When I was a kid, we were the quintessential "Mormon family" from what everyone else could see. My mom had an immaculately clean home, everyone in the ward knew this, and she took pride in it. It also drove her crazy due to the fact that my dad eventually became bishop and that meant constant visitors to our house.
I'm sure that faithful Mormons reading this will protest that the family's problems can't be blamed on Mormonism. I'd agree, and I'd even say some people thrive in Mormonism. But in this case (like others where there's real abuse and/or mental illness) -- even if Mormonism doesn't cause the problem -- it certainly doesn't help.
Steve grew up with his parents' terrible example teaching him what marriage -- eternal, celestial marriage -- is supposed to be like. And he grew up learning that that's the whole point of life, as he saw in his brother's "Plan of Salvation" poster:
It gave a drawing for each step of this poor sap's earthly sojourn. But what was missing, what scared me, was noticing that from age twenty to age seventy he had nothing going on, literally. His "earthly life" flew by as if nothing of note even occurred. I translated this to mean that the bulk of our lives have no meaning, whatsoever. You are simply a drone. You work away your life until the good stuff comes.

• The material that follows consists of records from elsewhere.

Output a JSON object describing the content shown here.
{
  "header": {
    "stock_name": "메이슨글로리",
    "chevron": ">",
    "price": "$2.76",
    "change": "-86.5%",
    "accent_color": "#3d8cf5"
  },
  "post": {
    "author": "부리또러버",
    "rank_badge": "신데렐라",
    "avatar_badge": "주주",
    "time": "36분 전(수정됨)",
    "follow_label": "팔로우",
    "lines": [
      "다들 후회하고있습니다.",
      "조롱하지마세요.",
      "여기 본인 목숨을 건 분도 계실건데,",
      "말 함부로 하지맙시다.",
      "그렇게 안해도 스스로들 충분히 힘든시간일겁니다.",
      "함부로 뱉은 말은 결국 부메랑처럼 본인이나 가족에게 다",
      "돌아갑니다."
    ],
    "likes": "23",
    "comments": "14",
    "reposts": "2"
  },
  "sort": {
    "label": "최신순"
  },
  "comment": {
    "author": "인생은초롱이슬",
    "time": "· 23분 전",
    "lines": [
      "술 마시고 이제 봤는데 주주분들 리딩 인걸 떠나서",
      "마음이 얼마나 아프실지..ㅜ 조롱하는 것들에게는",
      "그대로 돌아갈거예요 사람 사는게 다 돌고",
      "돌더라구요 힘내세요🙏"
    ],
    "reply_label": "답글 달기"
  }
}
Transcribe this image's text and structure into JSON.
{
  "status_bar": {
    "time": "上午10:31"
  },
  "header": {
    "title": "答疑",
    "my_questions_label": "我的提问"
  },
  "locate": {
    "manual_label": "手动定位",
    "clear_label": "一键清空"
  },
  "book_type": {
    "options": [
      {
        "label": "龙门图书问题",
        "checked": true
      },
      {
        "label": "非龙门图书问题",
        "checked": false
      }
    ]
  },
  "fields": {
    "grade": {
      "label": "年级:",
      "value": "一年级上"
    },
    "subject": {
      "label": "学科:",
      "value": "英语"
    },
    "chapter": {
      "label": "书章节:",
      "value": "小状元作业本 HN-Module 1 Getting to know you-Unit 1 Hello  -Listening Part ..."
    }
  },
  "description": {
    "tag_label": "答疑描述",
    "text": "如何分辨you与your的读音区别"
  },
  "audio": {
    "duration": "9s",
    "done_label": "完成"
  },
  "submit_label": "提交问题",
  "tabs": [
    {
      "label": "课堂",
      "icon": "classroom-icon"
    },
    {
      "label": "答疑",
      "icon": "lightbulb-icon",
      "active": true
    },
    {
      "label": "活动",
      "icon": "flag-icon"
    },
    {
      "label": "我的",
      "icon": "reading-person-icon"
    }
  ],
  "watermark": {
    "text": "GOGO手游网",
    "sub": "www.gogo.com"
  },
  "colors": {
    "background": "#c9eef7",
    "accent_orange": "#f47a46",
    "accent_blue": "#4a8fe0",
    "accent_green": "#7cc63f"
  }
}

As he grew up, Steve was horrified and ashamed to discover that he had homosexual tendencies. It's important to realize that this part of the story took place several decades ago, and things have changed a lot since then, even for Mormon teens. At the time, homosexuality was totally taboo, and Steve naturally believed the common Mormon wisdom of the time: that homosexuality was an addiction, caused by masturbation, but could be cured by faith and prayer. Because he hated himself, he learned to hide his authentic self even from himself.
As a side-note, the book gives an interesting account of how he was humiliated and treated like a leper in his Mormon ward -- even though he was doing what a righteous man "afflicted with SSA" was counseled to do (namely marry a woman, have a family, attend Evergreen, etc.).
The catalyst that changes it all is a stunning scene of the watching the tragedy of 9/11. There isn't a short pull quote to do the scene justice, but you can read it in the book's preview here.
After that, you see Steve learning how to love himself, how to be himself, how to love others, and live life. This life, now. The book is rich with metaphor, so even if you've never experienced anything like this, you can feel what it's like. It's a passionate, dramatic, sometimes funny, human story.
Note that the book has a number of humorous chapters mocking Mormon history and doctrine, and faithful Mormons probably won't find those parts funny. But I don't think the book is written for them. I'd recommend it to everyone else, though, especially if you're interested in getting some more perspective on the experiences of (generation-X) gay Mormon men.